If one ear is worse than the other, whichever is the lowest result will be the overall classification given for that hearing test.

Confusion caused by comparing audiometry results of different ages

It's worth clarifying again that all these categories of hearing test result are dependent on a person's age and gender. For all the lengths we go to to make sure the results are kept confidential, you can bet the mortgage that the first thing attendees will do is go back to their workplace and compare who got which category of result!

Confusion can then arise when someone with a Category 1 result has worse hearing than someone with a Category 2 or Category 3, then they get very head-scratchy and think something's gone wrong, but it hasn't.

Someone in say their 50s has a lot of leeway in the calculation for their result of where their hearing should be, taking natural losses over time and age into account.
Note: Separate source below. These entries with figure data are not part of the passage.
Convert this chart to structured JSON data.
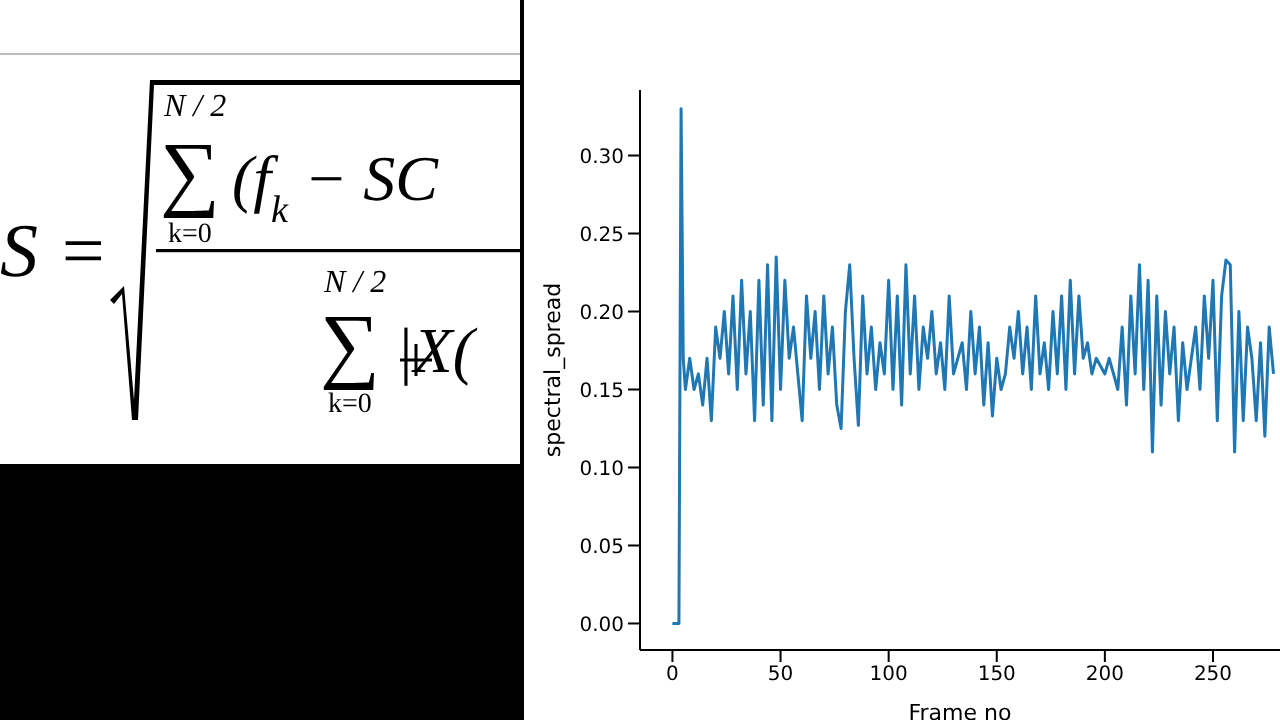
{
  "chart_data": {
    "type": "line",
    "xlabel": "Frame no",
    "ylabel": "spectral_spread",
    "annotations": [
      "S =",
      "N / 2",
      "∑",
      "(f$_{k}$ − SC",
      "k=0",
      "N / 2",
      "∑",
      "|X(",
      "k=0"
    ],
    "x": [
      0,
      1,
      2,
      3,
      4,
      5,
      6,
      8,
      10,
      12,
      14,
      16,
      18,
      20,
      22,
      24,
      26,
      28,
      30,
      32,
      34,
      36,
      38,
      40,
      42,
      44,
      46,
      48,
      50,
      52,
      54,
      56,
      58,
      60,
      62,
      64,
      66,
      68,
      70,
      72,
      74,
      76,
      78,
      80,
      82,
      84,
      86,
      88,
      90,
      92,
      94,
      96,
      98,
      100,
      102,
      104,
      106,
      108,
      110,
      112,
      114,
      116,
      118,
      120,
      122,
      124,
      126,
      128,
      130,
      132,
      134,
      136,
      138,
      140,
      142,
      144,
      146,
      148,
      150,
      152,
      154,
      156,
      158,
      160,
      162,
      164,
      166,
      168,
      170,
      172,
      174,
      176,
      178,
      180,
      182,
      184,
      186,
      188,
      190,
      192,
      194,
      196,
      198,
      200,
      202,
      204,
      206,
      208,
      210,
      212,
      214,
      216,
      218,
      220,
      222,
      224,
      226,
      228,
      230,
      232,
      234,
      236,
      238,
      240,
      242,
      244,
      246,
      248,
      250,
      252,
      254,
      256,
      258,
      260,
      262,
      264,
      266,
      268,
      270,
      272,
      274,
      276,
      278
    ],
    "series": [
      {
        "color": "#1f77b4",
        "values": [
          0,
          0,
          0,
          0,
          0.33,
          0.17,
          0.15,
          0.17,
          0.15,
          0.16,
          0.14,
          0.17,
          0.13,
          0.19,
          0.17,
          0.2,
          0.16,
          0.21,
          0.15,
          0.22,
          0.16,
          0.2,
          0.13,
          0.22,
          0.14,
          0.23,
          0.13,
          0.235,
          0.15,
          0.22,
          0.17,
          0.19,
          0.16,
          0.13,
          0.21,
          0.17,
          0.2,
          0.15,
          0.21,
          0.16,
          0.19,
          0.14,
          0.125,
          0.2,
          0.23,
          0.17,
          0.127,
          0.21,
          0.16,
          0.19,
          0.15,
          0.18,
          0.16,
          0.22,
          0.15,
          0.21,
          0.14,
          0.23,
          0.16,
          0.21,
          0.15,
          0.19,
          0.17,
          0.2,
          0.16,
          0.18,
          0.15,
          0.21,
          0.16,
          0.17,
          0.18,
          0.15,
          0.2,
          0.16,
          0.19,
          0.14,
          0.18,
          0.133,
          0.17,
          0.15,
          0.16,
          0.19,
          0.17,
          0.2,
          0.16,
          0.19,
          0.15,
          0.21,
          0.16,
          0.18,
          0.15,
          0.2,
          0.16,
          0.21,
          0.15,
          0.22,
          0.16,
          0.21,
          0.17,
          0.18,
          0.16,
          0.17,
          0.165,
          0.16,
          0.17,
          0.16,
          0.15,
          0.19,
          0.14,
          0.21,
          0.16,
          0.23,
          0.15,
          0.22,
          0.11,
          0.21,
          0.14,
          0.2,
          0.16,
          0.19,
          0.13,
          0.18,
          0.15,
          0.17,
          0.19,
          0.15,
          0.21,
          0.17,
          0.22,
          0.13,
          0.21,
          0.233,
          0.23,
          0.11,
          0.2,
          0.13,
          0.19,
          0.17,
          0.13,
          0.18,
          0.12,
          0.19,
          0.16
        ]
      }
    ],
    "xlim": [
      -15,
      281
    ],
    "xticks": [
      0,
      50,
      100,
      150,
      200,
      250
    ],
    "ylim": [
      -0.017,
      0.342
    ],
    "yticks": [
      {
        "value": 0,
        "label": "0.00"
      },
      {
        "value": 0.05,
        "label": "0.05"
      },
      {
        "value": 0.1,
        "label": "0.10"
      },
      {
        "value": 0.15,
        "label": "0.15"
      },
      {
        "value": 0.2,
        "label": "0.20"
      },
      {
        "value": 0.25,
        "label": "0.25"
      },
      {
        "value": 0.3,
        "label": "0.30"
      }
    ],
    "grid": false,
    "legend": false,
    "marker": "none",
    "line_style": "solid"
  }
}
As the Category is based on how well they are performing for their age, the 50-odd year old could have good hearing for their age and be Category 1, but still have some quite big losses compared to a teenager. Someone in their 20s however could have small losses and be less good for their age than they should be, so come in as a Category 2 or even 3, but side by side their hearing could still be better than the person in their 50s. It is the impact of age which makes the difference.

This is one area where the explanation given to the attendee by the Technician is important rather than just saying ‘Computer says Category 3’ and using standard phrased based on the category.

We do not give written information on Categories of result

It is reasonably common to give a written instruction on what a category of result means but we do not and we chose to do this for a very specific reason. Over the years is has been exceedingly apparent that these bits of written information are largely rubbish as they are too generic and in the real world actually fit very few people.

For example, if you have a 25 year old woman who is Category 3 then her hearing may be excellent, while a 55 year old man with Category 3 hearing may be very poor. How you explain that result to each of those people is completely different even though their result is the same. With the woman a further small fall in hearing ability may be unnoticeable to her, while the chap’s hearing may be such that a similar amount of further deterioration means him crossing the threshold where he really starts to struggle to follow conversations and hear what people are saying. Both of them need specific advice on their hearing, but what the Category 3 means is slightly different to each of them.

Standard information sheets or letters are so generic as to be too bland for both and neither benefit. Always check what your provider is telling attendees - are they getting a standard pre-written statement based on category of result, or an explanation based on them individually and their unique circumstances?

We explain the result to the individual, detailing what it means for them specifically, and especially in relation to their unique hearing health and noise exposure history, both occupational and non-occupational.